Yusuke Miyaji, CEO of the Nouka no Kosegare Network NPO, and himself a successful pig farmer in Fujisawa, Kanagawa Prefecture, said that an increasing number of urbanites are becoming interested in agribusiness as they become aware of situations such as the current financial crisis and fraud cases involving food.

“Also, urbanites can begin to feel uneasy, living their daily lives surrounded by skyscrapers and computers, and so become attracted to more natural environments. Because Japanese people were farmers originally, their interest in agriculture is not a ‘boom’ but a return to their original state,” Miyaji said.

In the class held on May 19, Masato Wakisaka, who heads the NPO and also manages a company that offers farming experience to young people, gave a lecture on the five stages at which vegetables and fruits are distributed to consumers in Japan.

Wakisaka said while wholesalers help farmers to sell their products to consumers across the country at each of the five stages, they also take their cut at the expense of farmers’ profits.

For example, when one Japanese radish is sold for ¥100, the farmer who produced it receives ¥45. But the production cost is ¥35, so the profit is only ¥10.

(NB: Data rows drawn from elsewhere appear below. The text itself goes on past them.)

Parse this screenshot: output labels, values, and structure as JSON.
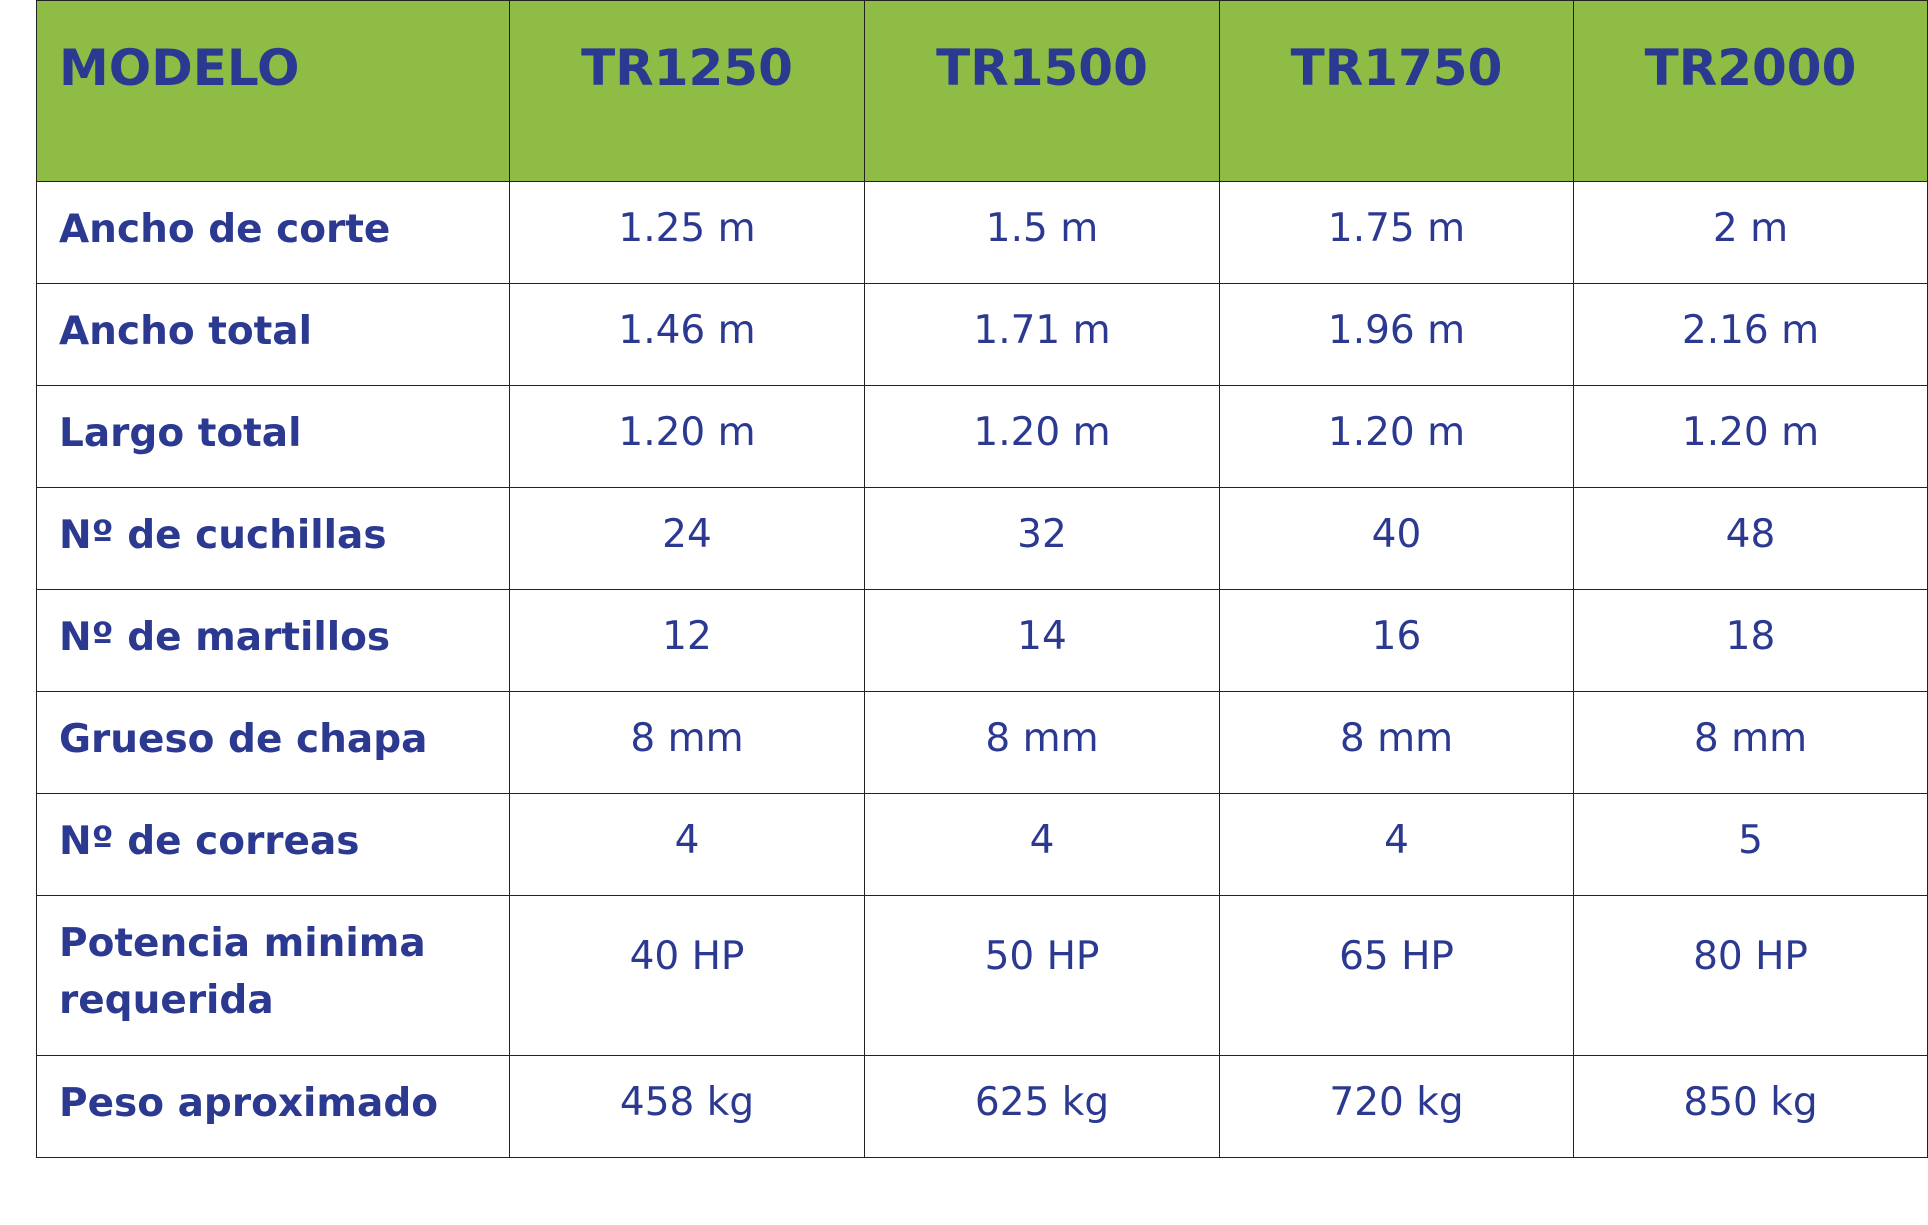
{
  "table": {
    "header": [
      "MODELO",
      "TR1250",
      "TR1500",
      "TR1750",
      "TR2000"
    ],
    "rows": [
      [
        "Ancho de corte",
        "1.25 m",
        "1.5 m",
        "1.75 m",
        "2 m"
      ],
      [
        "Ancho total",
        "1.46 m",
        "1.71 m",
        "1.96 m",
        "2.16 m"
      ],
      [
        "Largo total",
        "1.20 m",
        "1.20 m",
        "1.20 m",
        "1.20 m"
      ],
      [
        "Nº de cuchillas",
        "24",
        "32",
        "40",
        "48"
      ],
      [
        "Nº de martillos",
        "12",
        "14",
        "16",
        "18"
      ],
      [
        "Grueso de chapa",
        "8 mm",
        "8 mm",
        "8 mm",
        "8 mm"
      ],
      [
        "Nº de correas",
        "4",
        "4",
        "4",
        "5"
      ],
      [
        "Potencia minima requerida",
        "40 HP",
        "50 HP",
        "65 HP",
        "80 HP"
      ],
      [
        "Peso aproximado",
        "458 kg",
        "625 kg",
        "720 kg",
        "850 kg"
      ]
    ]
  }
}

Listening to Wakisaka’s lecture, advertising company designer Ozawa said that an alternative distribution system should be developed in order to increase the return that growers receive.

Also, while acknowledging that imported vegetables are often cheaper than home-grown ones, Ozawa said she thinks that consuming locally produced food is best if you are trying to reduce threats to the environment. Distributing food from far distant areas needs vehicles that consume fuel, which leads to global warming, she said.

“As a consumer, I hope I can help the revitalization of agriculture in Japan by buying domestic products,” she said.

Ozawa’s attitude is what the course organizers expect from their students. Certainly, according to the NPO’s Miyaji, if the students eat less at restaurant chains — which often use imported ingredients — they can contribute to the development of agriculture in Japan.

“I am glad that the course can be the starting point for students to do something about supporting agriculture through their jobs or private life,” Miyaji said. “When they eat food, I hope they think of the farmers who produced it. I also expect they will buy food from farmers they know at least once a month, and enjoy cooking and eating it with their family,” he said.

Farming in Japan has long been stigmatized as a “3K” job — meaning that is kitsui (hard), kitanai (dirty) and kiken (dangerous). But Miyaji said he aims to turn it into a new “3K” job — one that is kakkoii (cool), kando ga aru (moving, impressive) and kasegeru (profitable).

Surely, if the agriculture course at Marunouchi Morning University helps to plant that new “3K” idea in the minds of city-dwellers, then it’s an initiative that can’t fail to reap a rich harvest both for individuals and the wider urban and rural society.